When Clint Eastwood made Unforgiven in 1992, he was in a transitional period of his career. Though he was still making pop junk like Pink Cadillac and The Rookie, he had also directed Bird - which started his career as an art-house/Oscar friendly director (though that film was mostly ignored). Eastwood was getting old, and there was sense that he had to stop playing these sorts of role. Unforgiven was his great Western standoff, and he assembled a great cast that included Morgan Freeman, Gene Hackman, and Richard Harris in a career-defining work. Our review of the Blu-ray of Unforgiven follows after the jump.

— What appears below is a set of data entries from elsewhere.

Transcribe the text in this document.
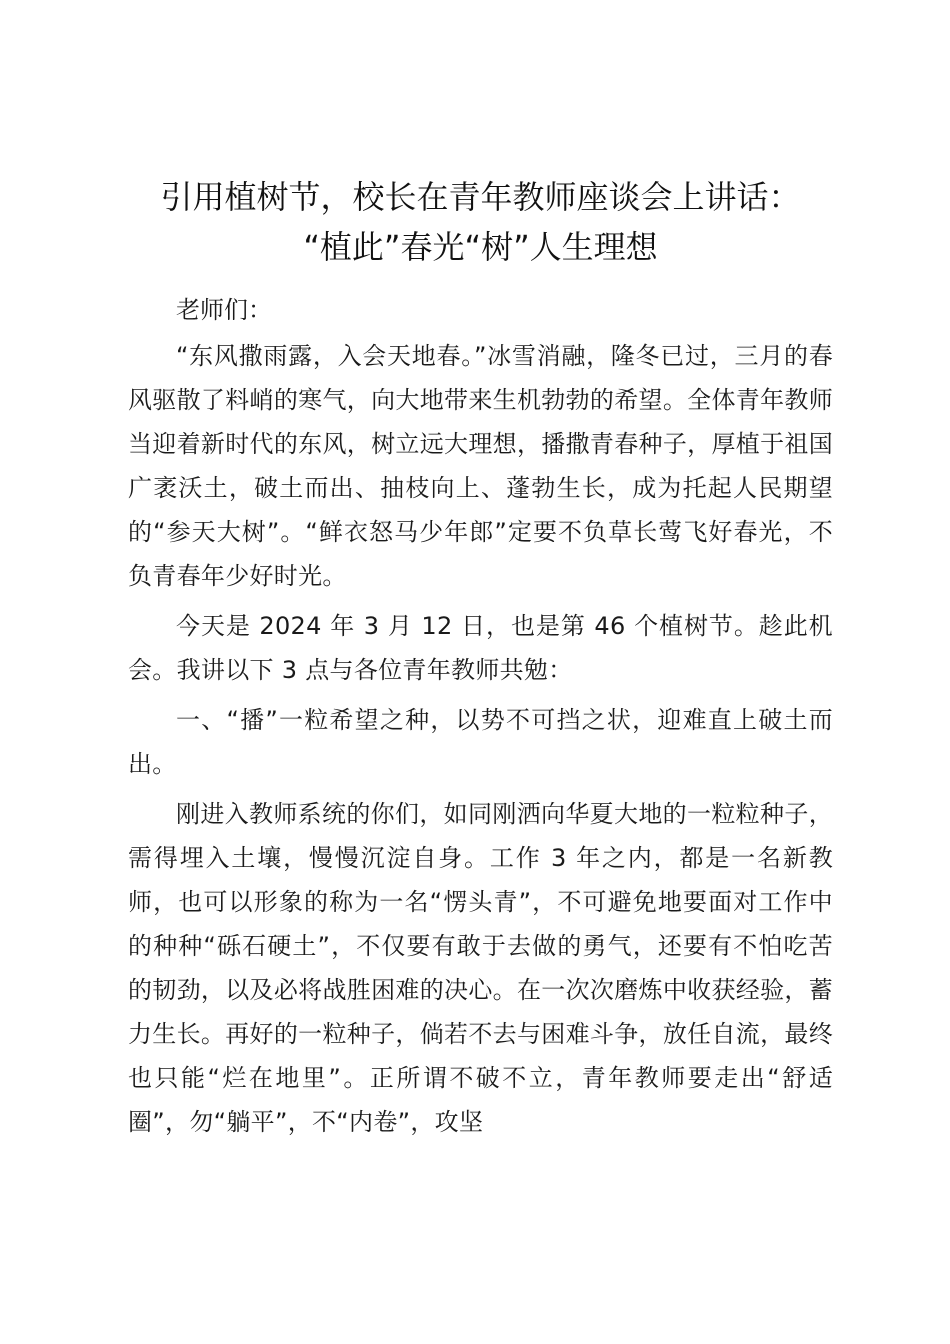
引用植树节，校长在青年教师座谈会上讲话：
“植此”春光“树”人生理想

老师们：

“东风撒雨露，入会天地春。”冰雪消融，隆冬已过，三月的春风驱散了料峭的寒气，向大地带来生机勃勃的希望。全体青年教师当迎着新时代的东风，树立远大理想，播撒青春种子，厚植于祖国广袤沃土，破土而出、抽枝向上、蓬勃生长，成为托起人民期望的“参天大树”。“鲜衣怒马少年郎”定要不负草长莺飞好春光，不负青春年少好时光。

今天是 2024 年 3 月 12 日，也是第 46 个植树节。趁此机会。我讲以下 3 点与各位青年教师共勉：

一、“播”一粒希望之种，以势不可挡之状，迎难直上破土而出。

刚进入教师系统的你们，如同刚洒向华夏大地的一粒粒种子，需得埋入土壤，慢慢沉淀自身。工作 3 年之内，都是一名新教师，也可以形象的称为一名“愣头青”，不可避免地要面对工作中的种种“砾石硬土”，不仅要有敢于去做的勇气，还要有不怕吃苦的韧劲，以及必将战胜困难的决心。在一次次磨炼中收获经验，蓄力生长。再好的一粒种子，倘若不去与困难斗争，放任自流，最终也只能“烂在地里”。正所谓不破不立，青年教师要走出“舒适圈”，勿“躺平”，不“内卷”，攻坚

The film begins with an incident in a whorehouse. Two cowboys cut up a young prostitute, and when sheriff “Little” Bill Daggett (Hackman) offers the ladies less justice than they wanted, the prostitutes band together to offer a bounty. William Munny (Eastwood) is living on a farm with his children, having buried his wife. He’s been out of the game for a long time but when ‘The Schofield Kid’ (Jaimz Woolvett) shows up to tell him about the reward, Will is suckered in and brings in his old pal Ned Logan (Freeman).
Also looking for the bounty is English Bob (Harris) who comes to town with his biographer (Saul Rubinek) in tow. Little Bill doesn’t take kindly to gunslingers and decides to tell the biographer what really happened in some of the incidents he wrote about. And so begins one of the film’s great strengths – it cuts down the visage of the noble gunslinger and mighty duels. Though filmmakers from Sam Peckinpah to Arthur Penn had done revisionist history approaches to their works, Eastwood delivers it in his straightforward, no-nonsense style, so it comes across as fresh.
As Munny and his gang inch closer to town, Will gets sick and nearly dies (another great complication), while it’s revealed that the kid is nearly blind and has never killed anyone before. And when his crew come into town, Little Bill doesn’t take kindly to it.
What marks the film as a masterpiece is the sequence where the gang go sharpshooting for one of the men and they hit him, but he doesn’t die right away. They have to wait – agonizingly – as the man slowly shuffles off his mortal coil. Though arguably the last section features more of the heroic bloodshed that’s associated with the genre, the film offers the audience complicated relationships with both Little Bill and William Munny so there is no one person who is more right than the other. Unforgiven allows for a modestly happy ending for at least a couple of the characters, so it’s manages to undercut those expecting the more bleak approaches of other revisionists.
Most Westerns since Jobn Ford sent John Wayne off “saved from the blessings of civilization,” have been about the end of the west, and it’s a theme that has been wrestled with because of the nature of the world films were born in. Real cowboys were becoming a thing of the past as film was learning how to tell a narrative, and so cinema has always looked at the west as something that’s on the verge of ending. But David Webb Peoples’s script is similar to Robert Towne’s work on Chinatown – it knows the genre and uses many of its tropes, but does so in a way that makes the material feel fresh and not simply homage. It’s a truly great work from everyone involved, and the performances are all top notch. It’s a masterpiece.
Warner Brothers has issued the film in a Book-style edition. For those who want to read a little about the film and its stars, I guess it’s worth it, but it offers no picture. sound or supplement upgrades. The film is presented widescreen (2.35:1) and in Dolby Digital 5.1. The picture and sound are – as we said – exactly the same as the last time, and it looks really good. Extras include a commentary by Eastwood biographer Richard Schickel, and he’s smart about the film. It’s also got four featurettes “Eastwood on Eastwood” (69 min.), which offers a nice (though a bit glossy) portrait of his career through to Midnight in the Garden of Good and Evil. It’s followed by ‘All on Accounta Pulling the Trigger” (23 min.) which is film specific, and offers thoughts from Eastwood, Freeman and Gene Hackman among others on the film. "Eastwood & Co." (24 min.) is a period featurette, while "Eastwood... A Star" (16 min.) offers a shorter walk through the man’s career. There’s also a Maverick episode called “Duel at Sundown” (49 min.) that featured Eastwood in a sizable role, and the film’s theatrical trailer is also included.